Par 30 voix contre 15, les députés israéliens ont décidé de créer un double régime, qui s'appliquera dans un premier temps aux quelque 1 700 immigrés africains qui sont détenus dans une prison de sinistre réputation, Saharonim, située à trois kilomètres de la frontière égyptienne, près de Nitzana.

Le 16 septembre, la Cour suprême avait décidé à l'unanimité de ses membres que la loi permettant d'incarcérer sans jugement pendant trois ans des migrants illégaux était inconstitutionnelle.

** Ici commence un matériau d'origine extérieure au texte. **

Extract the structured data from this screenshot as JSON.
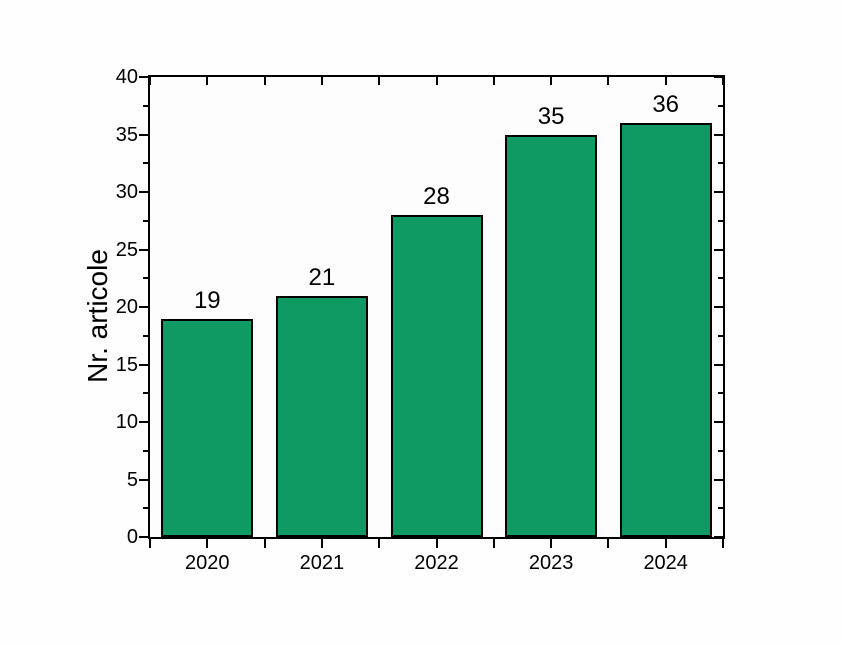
{
  "chart_data": {
    "type": "bar",
    "title": "",
    "xlabel": "",
    "ylabel": "Nr. articole",
    "categories": [
      "2020",
      "2021",
      "2022",
      "2023",
      "2024"
    ],
    "values": [
      19,
      21,
      28,
      35,
      36
    ],
    "bar_value_labels": [
      "19",
      "21",
      "28",
      "35",
      "36"
    ],
    "ylim": [
      0,
      40
    ],
    "y_major_ticks": [
      0,
      5,
      10,
      15,
      20,
      25,
      30,
      35,
      40
    ],
    "y_minor_step": 2.5,
    "y_major_step": 5,
    "grid": false,
    "legend": "none",
    "tick_style": "ticks on all four sides; left and bottom outward, right and top inward",
    "colors": {
      "bar_fill": "#0f9a64",
      "bar_border": "#000000",
      "axis": "#000000",
      "text": "#000000",
      "background": "#ffffff"
    }
  }
}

Elle bafouait une autre loi garantissant « la dignité humaine et la liberté ».

Depuis, le gouvernement de Benyamin Nétanyahou, le premier ministre israélien, n'a eu de cesse de trouver une parade : à l'avenir, les immigrés seront incarcérés dans des centres soit « ouverts », soit « fermés ». Dans les premiers, ils seront enfermés la nuit et devront pointer auprès de l'administration carcérale trois fois par jour, ceci afin de s'assurer qu'ils ne sont pas employés illégalement.

Alors que la loi ne fixe aucune limite à la durée de leur détention, elle réduit de trois à un an celle de l'incarcération sans jugement dans des centres de détention « fermés » qui seront en principe réservés aux clandestins soupçonnés d'enfreindre la loi, ou de ne pas respecter les règles des centres « ouverts ». Outre que l'administration carcérale israélienne n'a aucune expérience des seconds, plusieurs experts soulignent le caractère aléatoire de ce système : il est probable qu'après une première expérience, les illégaux choisiront de ne pas revenir et de grossir les rangs des quelque 50 000 Africains clandestins qui résident en Israël, notamment dans le sud de Tel-Aviv.

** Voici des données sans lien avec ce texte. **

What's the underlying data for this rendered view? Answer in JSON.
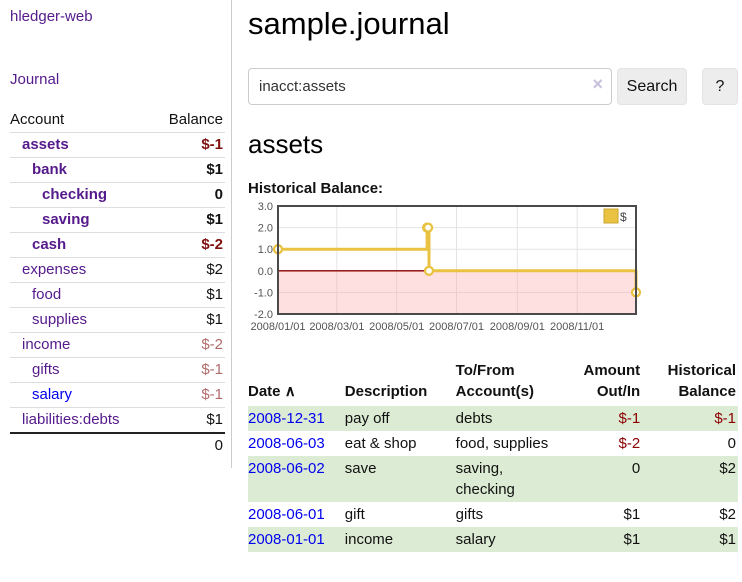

« Éloigner les infiltrés des centres de nos villes »

Le premier centre « ouvert », situé à Holot, dans le désert du Néguev, devait accueillir 600 détenus de Saharonim, jeudi 12 décembre. Dans un premier temps, il devrait héberger 3300 personnes, pour une capacité maximale de 11 000 détenus. La presse israélienne a publié mercredi 11 décembre des photos du centre de Holot, montrant des conteneurs transformés en lieux d'hébergement. Le débat à la Knesset a pris une résonnance particulière à l'aune de l'exploitation politique qui a été faite en Israël autour de la mort de Nelson Mandela.

Le ministre israélien de l'intérieur, Gideon Saar, s'est félicité que la nouvelle loi permette « d'éloigner les infiltrés des centres de nos villes », ajoutant : « c'est notre responsabilité, pas celle des organisations de défense des droits de l'homme ou des tribunaux, de protéger nos frontières. »

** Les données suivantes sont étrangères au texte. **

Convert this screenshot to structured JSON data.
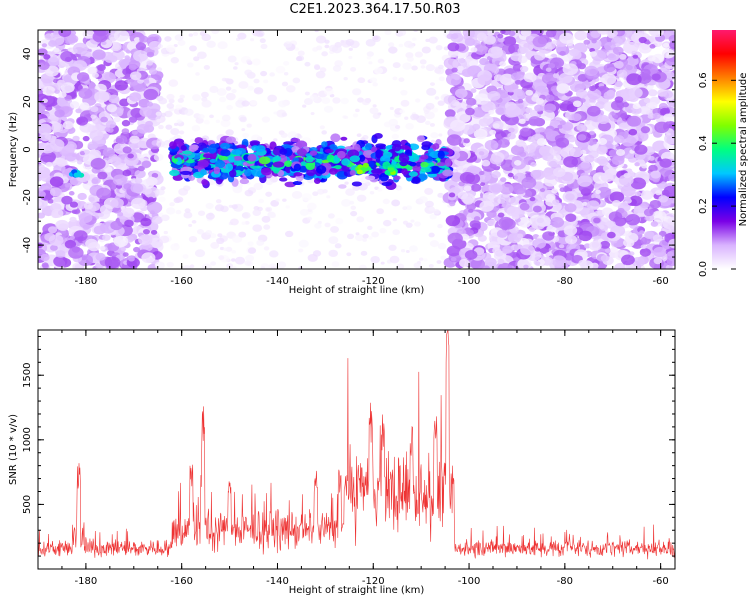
{
  "title": "C2E1.2023.364.17.50.R03",
  "chart_data": [
    {
      "type": "heatmap",
      "xlabel": "Height of straight line (km)",
      "ylabel": "Frequency (Hz)",
      "xlim": [
        -190,
        -57
      ],
      "ylim": [
        -50,
        50
      ],
      "xticks": [
        -180,
        -160,
        -140,
        -120,
        -100,
        -80,
        -60
      ],
      "yticks": [
        -40,
        -20,
        0,
        20,
        40
      ],
      "colorbar": {
        "label": "Normalized spectral amplitude",
        "range": [
          0,
          0.76
        ],
        "ticks": [
          0.0,
          0.2,
          0.4,
          0.6
        ],
        "colors": [
          "#ffffff",
          "#d9b3ff",
          "#7a00e6",
          "#0000ff",
          "#00c8ff",
          "#00ff80",
          "#80ff00",
          "#ffff00",
          "#ff8000",
          "#ff0000",
          "#ff1a6e"
        ]
      },
      "regions": [
        {
          "x": [
            -190,
            -165
          ],
          "level": "dense",
          "amplitude": 0.1
        },
        {
          "x": [
            -165,
            -104
          ],
          "level": "sparse",
          "amplitude": 0.03
        },
        {
          "x": [
            -104,
            -57
          ],
          "level": "dense",
          "amplitude": 0.1
        }
      ],
      "band": {
        "x": [
          -162,
          -104
        ],
        "y_center": -5,
        "y_width": 12,
        "amplitude_peak": 0.45
      },
      "hotspots": [
        {
          "x": -182,
          "y": -10,
          "amplitude": 0.35
        },
        {
          "x": -122,
          "y": -8,
          "amplitude": 0.55
        },
        {
          "x": -116,
          "y": -9,
          "amplitude": 0.5
        }
      ]
    },
    {
      "type": "line",
      "xlabel": "Height of straight line (km)",
      "ylabel": "SNR (10 * v/v)",
      "xlim": [
        -190,
        -57
      ],
      "ylim": [
        0,
        1850
      ],
      "xticks": [
        -180,
        -160,
        -140,
        -120,
        -100,
        -80,
        -60
      ],
      "yticks": [
        500,
        1000,
        1500
      ],
      "color": "#ee3333",
      "baseline_segments": [
        {
          "x": [
            -190,
            -162
          ],
          "mean": 160,
          "noise": 80
        },
        {
          "x": [
            -162,
            -126
          ],
          "mean": 300,
          "noise": 180
        },
        {
          "x": [
            -126,
            -103
          ],
          "mean": 600,
          "noise": 380
        },
        {
          "x": [
            -103,
            -57
          ],
          "mean": 160,
          "noise": 80
        }
      ],
      "peaks": [
        {
          "x": -181.5,
          "y": 820
        },
        {
          "x": -158,
          "y": 850
        },
        {
          "x": -155.5,
          "y": 1260
        },
        {
          "x": -150,
          "y": 720
        },
        {
          "x": -132,
          "y": 770
        },
        {
          "x": -127,
          "y": 770
        },
        {
          "x": -120.5,
          "y": 1300
        },
        {
          "x": -118,
          "y": 1200
        },
        {
          "x": -112,
          "y": 1130
        },
        {
          "x": -107,
          "y": 1200
        },
        {
          "x": -104.5,
          "y": 1850
        }
      ]
    }
  ]
}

Plusieurs commentateurs ont en revanche souligné que les Noirs en Israël, qu'ils soient migrants clandestins ou juifs originaires d'Ethiopie, pâtissent du racisme. Il y a moins d'une semaine, des manifestants d'origine éthiopienne se sont rassemblés devant la Knesset pour protester contre leurs conditions de vie.

Les propos de M. Nétanyahou saluant dans « Madiba » « un homme de vision, un combattant pour la liberté qui a rejeté la violence » (ce qui est faux s'agissant de la première partie de son parcours politique), ont été rectifiés mercredi par Youli Edelstein, président de la Knesset, qui a représenté le gouvernement israélien aux obsèques de Mandela : « J'espère que notre région aura des leaders comme Mandela, qui diront "plus de violence, plus de lutte armée, il est temps de faire la paix" », a insisté M. Edelstein dans une claire allusion aux dirigeants palestiniens.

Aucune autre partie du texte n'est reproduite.